L’indice de traitement net pour la catégorie A de la fonction publique est un indice calculé par l’INSEE dont l’évolution est similaire au traitement net de l’ensemble des fonctionnaires de cette catégorie. Cet indicateur ne prend pas en compte les primes, dont le montant est de toute manière assez faible dans l’Éducation Nationale, et dont les revalorisations, à l’instar de celles de l’ISOE, se font très rares et peu généreuses, mais il tient compte à la fois des revalorisations du point d’indice et des changements dans le nombre de points d’indice majoré (qu’il s’agisse des changements individuels dus à l’avancement de carrière ou bien des changements collectifs dus à des réformes). L’INSEE fournit une fiche méthodologique expliquant le mode de calcul de cet indice de traitement net.

Il faudrait que le traitement net des enseignants augmente de 25 % pour compenser le retard accumulé en terme de pouvoir d’achat (de manière à rattraper l’indice des prix à la consommation).
D’après un rapport déposé récemment au Sénat par Gérard Longuet, les enseignants ont perdu entre 15 et 25% de pouvoir d’achat en 20 ans.
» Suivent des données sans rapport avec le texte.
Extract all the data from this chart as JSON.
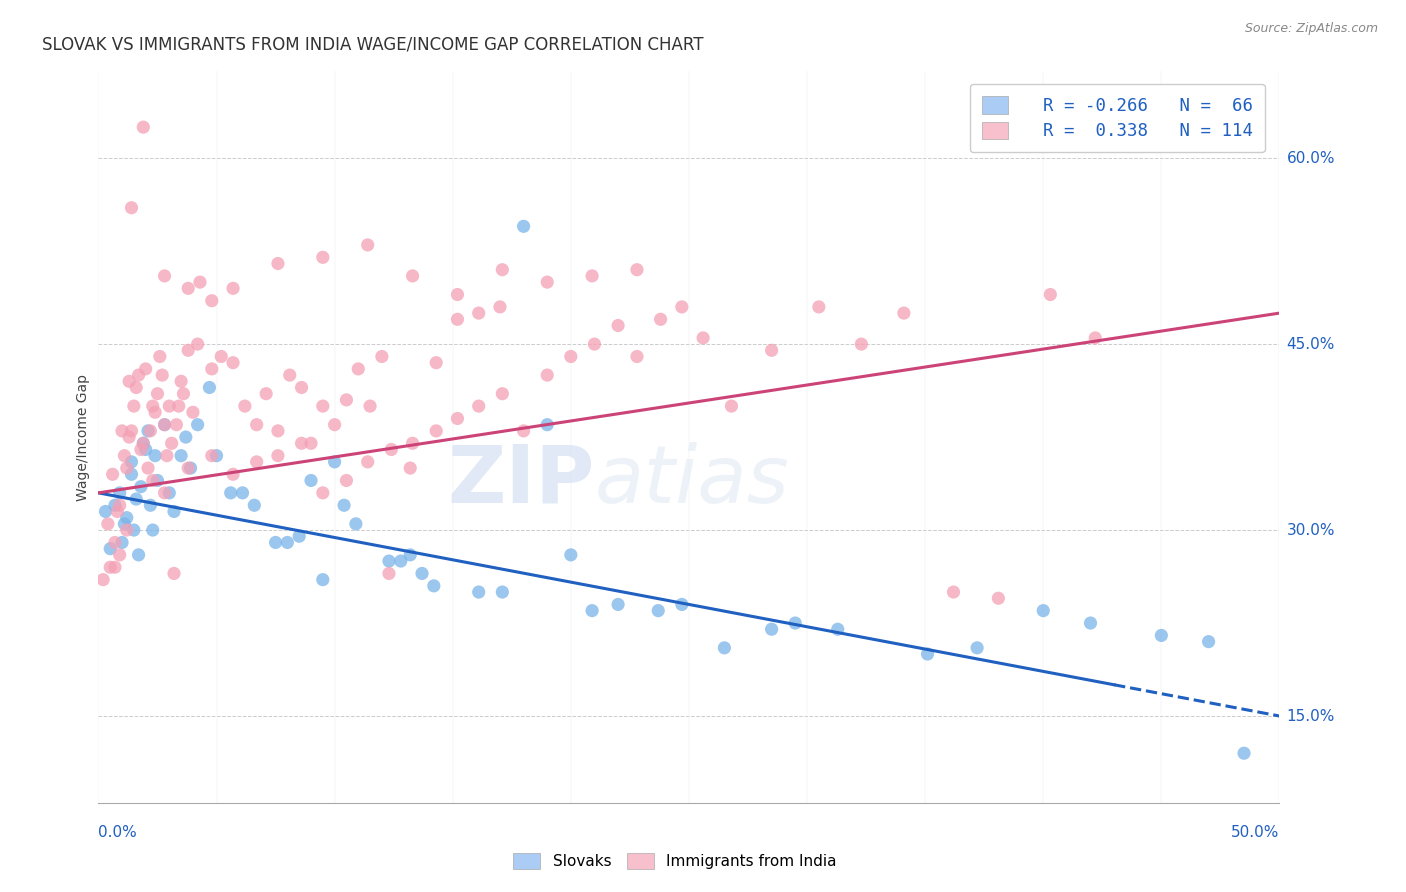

Pour compenser cette diminution, une hausse de 17,5 à 33% serait nécessaire. Le chiffre de 25% ci-dessus se trouve ainsi dans cette fourchette, ce qui semble cohérent.

Afin de garantir la même progression du pouvoir d’achat que pour le salaire net médian des salariés du secteur privé, cette augmentation devrait même être de 33 %.



On remarque cette tendance également dans les données de l’OCDE, les salaires des enseignants ayant baissé en France alors qu’ils ont en moyenne augmenté dans les autres pays. L’augmentation que l’on note en 2020 sur le graphique ci-dessous semble coïncider avec l’introduction de nouvelles heures supplémentaires que les enseignants ne peuvent refuser, et ne traduit donc pas une augmentation à quantité de travail constante.
Le café pédagogique note, en se basant également sur les données de l’OCDE, que les enseignants français effectuent en moyenne plus d’heures de cours tout en étant moins bien rémunérés que la moyenne des autres pays : « Sur 33 systèmes éducatifs étudiés par l’OCDE, la France est au 22ème rang pour le coût salarial de ses enseignants. Aucun grand pays développé ne dépense aussi peu pour ses enseignants. »

Jean-Michel Blanquer a récemment augmenté le salaire des jeunes enseignants en introduisant une nouvelle prime. Cela représente une augmentation d’environ 6% pour les professeurs certifiés en tout début de carrière, mais ce pourcentage diminue très rapidement dès les première années d’ancienneté. C’est un premier geste, cependant il ne concerne qu’une minorité d’enseignants, la plupart d’entre eux ne bénéficiant que d’une prime d’équipement informatique de 150€ par an.
Jusqu’à présent on est donc loin de rattraper le retard accumulé en 20 ans.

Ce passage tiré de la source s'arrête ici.